The Mystery of the Haunted Vampire

We've moved! Please check out www.hauntedvampire.com, the new home for our 'Tales of supernatural horrors!'

Tuesday, February 21, 2006

Bird flu worries ground Tower birds

From The Washington Post:

For 350 years, coal-black ravens have wandered freely around the Tower of London's grassy inner courtyard as cawing barometers of the monarchy's vitality -- if the ravens ever die or leave the tower, the legend goes, the tower and the kingdom will fall. Now the fear of bird flu has done what Luftwaffe bombings, blizzards, assassinations and abdications could not, forcing the ravens to be moved inside in isolation for their own safety and to hedge Britain's bets on the future of the crown. "I talk to them and they're calm," said Raven Master Derrick Coyle, in his navy Tudor bonnet and beefeater outfit as he stood inside the 11th-century fortress on the Thames, one of the world's leading tourist attractions.
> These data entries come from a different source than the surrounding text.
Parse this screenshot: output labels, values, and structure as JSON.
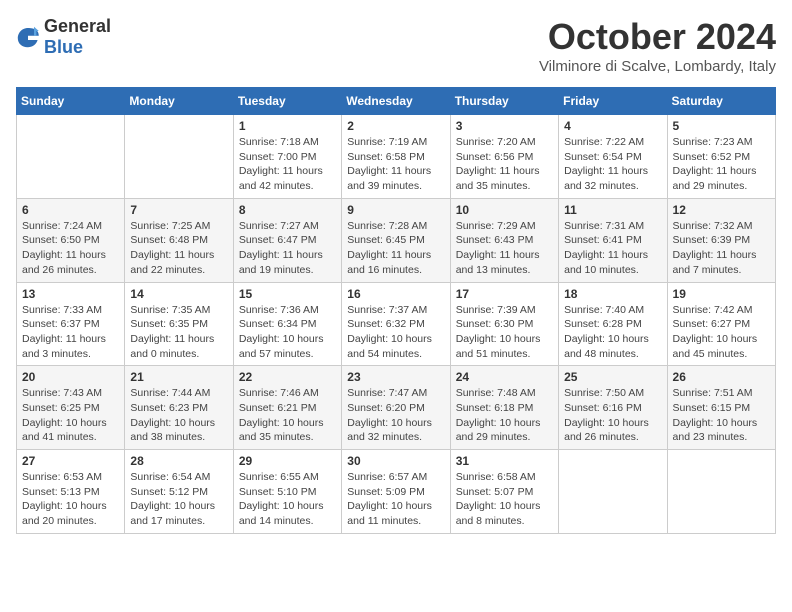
{
  "header": {
    "logo": {
      "general": "General",
      "blue": "Blue"
    },
    "month": "October 2024",
    "location": "Vilminore di Scalve, Lombardy, Italy"
  },
  "days_of_week": [
    "Sunday",
    "Monday",
    "Tuesday",
    "Wednesday",
    "Thursday",
    "Friday",
    "Saturday"
  ],
  "weeks": [
    [
      {
        "day": "",
        "info": ""
      },
      {
        "day": "",
        "info": ""
      },
      {
        "day": "1",
        "info": "Sunrise: 7:18 AM\nSunset: 7:00 PM\nDaylight: 11 hours and 42 minutes."
      },
      {
        "day": "2",
        "info": "Sunrise: 7:19 AM\nSunset: 6:58 PM\nDaylight: 11 hours and 39 minutes."
      },
      {
        "day": "3",
        "info": "Sunrise: 7:20 AM\nSunset: 6:56 PM\nDaylight: 11 hours and 35 minutes."
      },
      {
        "day": "4",
        "info": "Sunrise: 7:22 AM\nSunset: 6:54 PM\nDaylight: 11 hours and 32 minutes."
      },
      {
        "day": "5",
        "info": "Sunrise: 7:23 AM\nSunset: 6:52 PM\nDaylight: 11 hours and 29 minutes."
      }
    ],
    [
      {
        "day": "6",
        "info": "Sunrise: 7:24 AM\nSunset: 6:50 PM\nDaylight: 11 hours and 26 minutes."
      },
      {
        "day": "7",
        "info": "Sunrise: 7:25 AM\nSunset: 6:48 PM\nDaylight: 11 hours and 22 minutes."
      },
      {
        "day": "8",
        "info": "Sunrise: 7:27 AM\nSunset: 6:47 PM\nDaylight: 11 hours and 19 minutes."
      },
      {
        "day": "9",
        "info": "Sunrise: 7:28 AM\nSunset: 6:45 PM\nDaylight: 11 hours and 16 minutes."
      },
      {
        "day": "10",
        "info": "Sunrise: 7:29 AM\nSunset: 6:43 PM\nDaylight: 11 hours and 13 minutes."
      },
      {
        "day": "11",
        "info": "Sunrise: 7:31 AM\nSunset: 6:41 PM\nDaylight: 11 hours and 10 minutes."
      },
      {
        "day": "12",
        "info": "Sunrise: 7:32 AM\nSunset: 6:39 PM\nDaylight: 11 hours and 7 minutes."
      }
    ],
    [
      {
        "day": "13",
        "info": "Sunrise: 7:33 AM\nSunset: 6:37 PM\nDaylight: 11 hours and 3 minutes."
      },
      {
        "day": "14",
        "info": "Sunrise: 7:35 AM\nSunset: 6:35 PM\nDaylight: 11 hours and 0 minutes."
      },
      {
        "day": "15",
        "info": "Sunrise: 7:36 AM\nSunset: 6:34 PM\nDaylight: 10 hours and 57 minutes."
      },
      {
        "day": "16",
        "info": "Sunrise: 7:37 AM\nSunset: 6:32 PM\nDaylight: 10 hours and 54 minutes."
      },
      {
        "day": "17",
        "info": "Sunrise: 7:39 AM\nSunset: 6:30 PM\nDaylight: 10 hours and 51 minutes."
      },
      {
        "day": "18",
        "info": "Sunrise: 7:40 AM\nSunset: 6:28 PM\nDaylight: 10 hours and 48 minutes."
      },
      {
        "day": "19",
        "info": "Sunrise: 7:42 AM\nSunset: 6:27 PM\nDaylight: 10 hours and 45 minutes."
      }
    ],
    [
      {
        "day": "20",
        "info": "Sunrise: 7:43 AM\nSunset: 6:25 PM\nDaylight: 10 hours and 41 minutes."
      },
      {
        "day": "21",
        "info": "Sunrise: 7:44 AM\nSunset: 6:23 PM\nDaylight: 10 hours and 38 minutes."
      },
      {
        "day": "22",
        "info": "Sunrise: 7:46 AM\nSunset: 6:21 PM\nDaylight: 10 hours and 35 minutes."
      },
      {
        "day": "23",
        "info": "Sunrise: 7:47 AM\nSunset: 6:20 PM\nDaylight: 10 hours and 32 minutes."
      },
      {
        "day": "24",
        "info": "Sunrise: 7:48 AM\nSunset: 6:18 PM\nDaylight: 10 hours and 29 minutes."
      },
      {
        "day": "25",
        "info": "Sunrise: 7:50 AM\nSunset: 6:16 PM\nDaylight: 10 hours and 26 minutes."
      },
      {
        "day": "26",
        "info": "Sunrise: 7:51 AM\nSunset: 6:15 PM\nDaylight: 10 hours and 23 minutes."
      }
    ],
    [
      {
        "day": "27",
        "info": "Sunrise: 6:53 AM\nSunset: 5:13 PM\nDaylight: 10 hours and 20 minutes."
      },
      {
        "day": "28",
        "info": "Sunrise: 6:54 AM\nSunset: 5:12 PM\nDaylight: 10 hours and 17 minutes."
      },
      {
        "day": "29",
        "info": "Sunrise: 6:55 AM\nSunset: 5:10 PM\nDaylight: 10 hours and 14 minutes."
      },
      {
        "day": "30",
        "info": "Sunrise: 6:57 AM\nSunset: 5:09 PM\nDaylight: 10 hours and 11 minutes."
      },
      {
        "day": "31",
        "info": "Sunrise: 6:58 AM\nSunset: 5:07 PM\nDaylight: 10 hours and 8 minutes."
      },
      {
        "day": "",
        "info": ""
      },
      {
        "day": "",
        "info": ""
      }
    ]
  ]
}
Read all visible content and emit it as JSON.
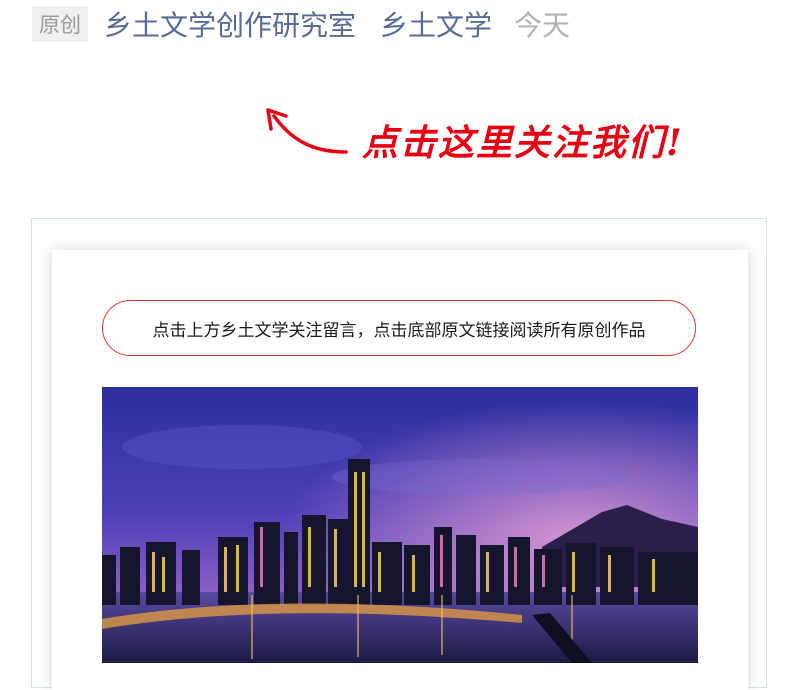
{
  "header": {
    "badge": "原创",
    "author": "乡土文学创作研究室",
    "account": "乡土文学",
    "date": "今天"
  },
  "banner": {
    "follow_text": "点击这里关注我们!"
  },
  "card": {
    "notice": "点击上方乡土文学关注留言，点击底部原文链接阅读所有原创作品"
  },
  "colors": {
    "link_blue": "#576b95",
    "accent_red": "#e60012",
    "frame_border": "#cfe6e6"
  }
}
Four times a day, Coyle said, he dons a full-body protective suit, steps carefully into a disinfectant foot wash and then offers raw meat, vitamins and comforting words to the six ravens -- Branwen, Hugine, Munin, Gwyllum, Thor and Baldrick -- who now live in eight-foot-long cages in one of the towers. snip "Thank goodness they are still on these grounds," said Margaret Hopkins, a retired schoolteacher visiting the tower. She said she wasn't really superstitious but thought it best not to cross a 17th-century decree by King Charles II to always keep six ravens at the tower, lest great harm descend.